В любой ситуации человек должен оставаться человеком. В любой! Независимо от того, в какую передрягу он попадает, какой жизненный экзамен держит. «И ты, Тарасов, останешься до конца человеком, даже если загнешься на этом леднике. Чтобы на Большой земле друзья-альпинисты всегда вспоминали тебя добрым, а не худым словом, одаряли твое имя теплом, чтобы память о тебе осталась светлая, чтобы в доме твоем чтили тебя, а не ругали, чтобы дочка твоя, которая через десять-двенадцать лет станет совсем взрослой и, возможно, уже выйдет замуж, гордилась тобою. Именно гордилась, хоть и затертое это слово какое-то, помятое от частого, к месту и не к месту, употребления. Порою это слово используют совершенно впустую, по никчемному поводу, вот и замусолили, захватали его. — Тарасов неожиданно зло вскинулся, схватился рукою за шнур, торчащий над пологом, поднялся. Попал лицом в колючий снеговой хвост. Прикрылся от него воротником пуховки. — Чтобы потомкам твоим за тебя не было стыдно. — Он, успокаиваясь, расслабился, выколупнул из бороды мерзлые катышки. Оборвал ледяные висюльки, наросшие на концы волос. В другой раз от этих красивостей, от банальности рассуждений Тарасов просто поморщился бы, не стал злиться, а сейчас — увы, взвился. Душа у него, будто книга какая раскрытая. Что? Истина насчет доброй памяти слишком избитая? Все истины избитые. Ведь их на белом свете не так уж и много существует. От частого употребления все они невольно стали затертыми, изжульканными, привычными для нас. И все же всегда, в любой ситуации, всюду человек должен оставаться человеком. Всегда, всюду! Всегда, всюду!»
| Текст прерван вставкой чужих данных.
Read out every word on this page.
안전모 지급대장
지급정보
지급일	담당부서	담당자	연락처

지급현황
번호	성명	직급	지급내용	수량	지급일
Тарасов встрепенулся, засунул руку в карман, где хранились галочьи перья, смерзшиеся, в бурых кровяных подтеках, с выдранными из слабой тушки комочками мяса. Разделил кучку надвое, решив, что одну половину они сейчас сварят, вторую оставят на завтра.
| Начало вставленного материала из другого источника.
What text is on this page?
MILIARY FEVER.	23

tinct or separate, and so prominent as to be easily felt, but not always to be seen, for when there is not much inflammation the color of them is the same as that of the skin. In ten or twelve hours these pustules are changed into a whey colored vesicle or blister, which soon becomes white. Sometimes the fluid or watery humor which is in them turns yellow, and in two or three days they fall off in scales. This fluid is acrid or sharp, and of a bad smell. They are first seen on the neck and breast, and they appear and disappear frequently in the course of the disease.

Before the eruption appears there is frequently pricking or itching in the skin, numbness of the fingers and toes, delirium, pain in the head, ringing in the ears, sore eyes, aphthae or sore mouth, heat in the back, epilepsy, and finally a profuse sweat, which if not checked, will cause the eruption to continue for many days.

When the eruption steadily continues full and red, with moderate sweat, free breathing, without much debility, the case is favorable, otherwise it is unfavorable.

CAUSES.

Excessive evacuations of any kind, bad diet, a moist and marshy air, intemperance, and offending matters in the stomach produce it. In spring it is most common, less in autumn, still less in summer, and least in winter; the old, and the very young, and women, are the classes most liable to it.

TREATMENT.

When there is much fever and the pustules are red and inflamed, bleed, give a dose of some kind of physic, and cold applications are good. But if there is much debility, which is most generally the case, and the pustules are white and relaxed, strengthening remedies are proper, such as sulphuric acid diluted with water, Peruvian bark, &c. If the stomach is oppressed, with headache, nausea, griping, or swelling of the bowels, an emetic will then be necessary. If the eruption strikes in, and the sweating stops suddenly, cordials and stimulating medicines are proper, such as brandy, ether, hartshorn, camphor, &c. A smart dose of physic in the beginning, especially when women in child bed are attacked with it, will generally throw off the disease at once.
Просунулся под полог, позвал:
— Володя-я! Присыпко!
Тот зашевелился, но откликнулся не сразу. В палатке возникло сизоватое облачко пара, потом послышался голос:
— Ну?
— Кинь сюда котелок. И керогаз разожги.
— В керогазе... горючку нужно экономить.
— Не надо. На два дня хватит... а там горючка нам уже не понадобится. Разжигай смело.
О ткань полога глухо ударился котелок. Тарасов просунул под полог руку, нащупал посудину, извлек.
На леднике тем временем стало темнеть, день, словно споткнувшись обо что-то, обволокся вязкой синью, синь эта густела буквально на глазах, в ней растворялись снеговые космы, камни недалекой морены, и было сокрыто в ее вазелиновой плоти что-то недоброе, чуждое, колдовское, лешачье. Гукал, веселясь, ветер, хохотал, резвился, хлопал бичом, уносясь вверх по леднику, с паровозным воем возвращался обратно, бился в ткань палатки, пыжился, пытаясь прорвать плотную материю, это ему не удавалось, и он отступал, снова уносился на просторы Большого льда.